Aurora achieves a 6.2 zero-shot FID score on MS COCO at 64x64 resolution, demonstrating its capability for open-vocabulary text-to-image synthesis. The authors also found that their sparse router effectively clusters pixels with similar visual concepts. Interestingly, they observed unexpected behavior during latent space interpolation, suggesting a potential research direction in disentangling text conditions and sampling stochasticity.

LF

The paper acknowledges limitations in latent space interpolation, attributing them to the absence of perceptual path length regularization and potential dominance of text tokens over the global latent code.

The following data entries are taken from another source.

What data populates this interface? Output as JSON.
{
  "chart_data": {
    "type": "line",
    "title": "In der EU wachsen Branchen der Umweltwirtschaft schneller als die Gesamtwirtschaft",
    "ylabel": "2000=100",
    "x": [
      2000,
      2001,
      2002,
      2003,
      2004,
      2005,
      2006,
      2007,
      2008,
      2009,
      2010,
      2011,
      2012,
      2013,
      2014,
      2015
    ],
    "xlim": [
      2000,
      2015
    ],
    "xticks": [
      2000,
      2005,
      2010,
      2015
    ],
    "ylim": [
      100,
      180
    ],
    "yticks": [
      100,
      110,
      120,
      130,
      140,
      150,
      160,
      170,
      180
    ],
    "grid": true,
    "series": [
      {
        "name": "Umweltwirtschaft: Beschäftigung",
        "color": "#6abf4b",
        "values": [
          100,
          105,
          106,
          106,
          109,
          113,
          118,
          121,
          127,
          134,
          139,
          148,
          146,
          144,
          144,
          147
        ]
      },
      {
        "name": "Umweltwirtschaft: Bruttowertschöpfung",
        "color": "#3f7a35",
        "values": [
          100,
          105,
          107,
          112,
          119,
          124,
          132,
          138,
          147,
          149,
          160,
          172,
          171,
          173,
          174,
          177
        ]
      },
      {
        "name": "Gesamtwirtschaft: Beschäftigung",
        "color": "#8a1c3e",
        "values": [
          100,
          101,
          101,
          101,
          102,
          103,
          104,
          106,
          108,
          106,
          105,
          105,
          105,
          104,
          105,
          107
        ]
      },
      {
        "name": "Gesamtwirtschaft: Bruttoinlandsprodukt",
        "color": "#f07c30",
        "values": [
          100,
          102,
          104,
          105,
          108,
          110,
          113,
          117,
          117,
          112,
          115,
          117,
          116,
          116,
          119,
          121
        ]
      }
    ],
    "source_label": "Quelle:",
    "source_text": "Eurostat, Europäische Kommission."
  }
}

Future work includes investigating these issues, exploring better text information injection methods, and improving the model’s performance and functionality using cleaner, higher-quality datasets.

Abstract

Due to the difficulty in scaling up, generative adversarial networks (GANs) seem to be falling from grace on the task of text-conditioned image synthesis. Sparsely-activated mixture-of-experts (MoE) has recently been demonstrated as a valid solution to training large-scale models with limited computational resources. Inspired by such a philosophy, we present Aurora, a GAN-based text-to-image generator that employs a collection of experts to learn feature processing, together with a sparse router to help select the most suitable expert for each feature point. To faithfully decode the sampling stochasticity and the text condition to the final synthesis, our router adaptively makes its decision by taking into account the text-integrated global latent code. At 64x64 image resolution, our model trained on LAION2B-en and COYO-700M achieves 6.2 zero-shot FID on MS COCO. We release the code and checkpoints to facilitate the community for further development.